Pallet’s Talent Collectives represent a much more definitive, concrete solution to this problem. Rather than the scattered signals of platforms like LinkedIn and Indeed, Talent Collective members explicitly identify and update their interest in new work. That way, when businesses recruiters purchase a Collective’s Drop (explained below), they receive a list of candidates who are open to discussions.
Like all of Pallet’s offerings, Talent Collectives rely on strong, trusted relationships developed within digital communities. Talent Collectives are made up of collections of professionals sourced from individual communities, curated by community leaders. That can mean a Slack or Discord channel, a Substack author’s audience, a LinkedIn thought leader’s network, a DAO’s members, or any other gathering of like-minded people.
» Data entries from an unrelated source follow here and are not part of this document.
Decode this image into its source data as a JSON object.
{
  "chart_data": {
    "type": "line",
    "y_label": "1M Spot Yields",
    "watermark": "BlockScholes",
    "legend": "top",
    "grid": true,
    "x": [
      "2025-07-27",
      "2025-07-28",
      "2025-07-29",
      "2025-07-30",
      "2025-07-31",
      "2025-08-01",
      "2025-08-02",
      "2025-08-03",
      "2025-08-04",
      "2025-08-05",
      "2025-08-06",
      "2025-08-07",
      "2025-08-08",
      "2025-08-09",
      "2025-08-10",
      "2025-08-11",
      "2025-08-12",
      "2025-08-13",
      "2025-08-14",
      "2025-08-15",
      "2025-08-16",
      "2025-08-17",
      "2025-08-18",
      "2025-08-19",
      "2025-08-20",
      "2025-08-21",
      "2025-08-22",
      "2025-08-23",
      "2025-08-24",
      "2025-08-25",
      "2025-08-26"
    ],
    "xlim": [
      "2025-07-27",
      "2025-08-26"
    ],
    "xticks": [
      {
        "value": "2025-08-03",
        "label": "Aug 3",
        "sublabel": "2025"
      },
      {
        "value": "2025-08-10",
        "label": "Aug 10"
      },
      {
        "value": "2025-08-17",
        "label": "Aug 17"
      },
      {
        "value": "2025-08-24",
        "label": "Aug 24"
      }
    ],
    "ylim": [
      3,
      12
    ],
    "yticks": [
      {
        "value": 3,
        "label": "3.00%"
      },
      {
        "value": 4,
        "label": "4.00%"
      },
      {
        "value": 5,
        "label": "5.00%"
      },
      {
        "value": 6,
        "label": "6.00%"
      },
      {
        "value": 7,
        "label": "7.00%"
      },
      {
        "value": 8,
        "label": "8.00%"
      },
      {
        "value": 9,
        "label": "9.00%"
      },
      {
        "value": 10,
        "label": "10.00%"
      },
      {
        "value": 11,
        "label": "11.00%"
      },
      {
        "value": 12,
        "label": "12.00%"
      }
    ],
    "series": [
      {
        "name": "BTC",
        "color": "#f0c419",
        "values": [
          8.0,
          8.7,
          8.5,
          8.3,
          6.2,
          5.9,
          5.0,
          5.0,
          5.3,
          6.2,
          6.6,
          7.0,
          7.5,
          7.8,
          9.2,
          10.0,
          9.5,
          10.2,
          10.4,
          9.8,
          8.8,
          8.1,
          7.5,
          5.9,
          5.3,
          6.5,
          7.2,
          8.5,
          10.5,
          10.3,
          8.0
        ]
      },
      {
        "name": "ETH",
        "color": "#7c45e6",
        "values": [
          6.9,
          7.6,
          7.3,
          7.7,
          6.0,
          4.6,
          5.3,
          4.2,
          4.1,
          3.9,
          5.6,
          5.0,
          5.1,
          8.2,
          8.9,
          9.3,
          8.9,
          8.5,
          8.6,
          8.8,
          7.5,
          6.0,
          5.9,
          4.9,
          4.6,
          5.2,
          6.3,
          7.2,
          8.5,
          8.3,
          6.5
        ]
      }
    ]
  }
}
Membership criteria varies by Collective. Some curators take an invite-only approach, while others use an application system, and some take a radically open approach, accepting anyone who’s interested. But regardless of their intake criteria, all Collective members identify how open they are to new work.
To gain access to Collective members, businesses and recruiters pay a subscription fee. This gives them the ability to request introductions to any member of the collective who has marked themselves "open to work". Instead of rolling the dice on dubious LinkedIn metrics, this gives businesses a bona fide list of people who are at least willing to discuss new opportunities. Each collective is replenished bi-weekly or monthly with fresh candidates from the community of the collective runner. In many cases, the candidates you see in a collective will not have signaled their willingness to move anywhere else in their collection of online profiles.
For more on the ins and outs of Talent Collectives, click here.
At the moment, there’s no other way for currently employed people to publicly signal that they’re looking for new work. Freelancing platforms like Upwork have this feature, because having multiple clients is built into the freelance model. But on platforms like LinkedIn, where members are often fully employed or hoping to be, such a feature would mean bad optics.
Plus, because Talent Collectives consist of people from like-minded communities, they tend to be more invested in each other’s success than isolated members of mega-job boards. If they see a role that’s perfect for a fellow member they know, trust, and can tell is open to new work, it facilitates a recommendation that would otherwise be impossible.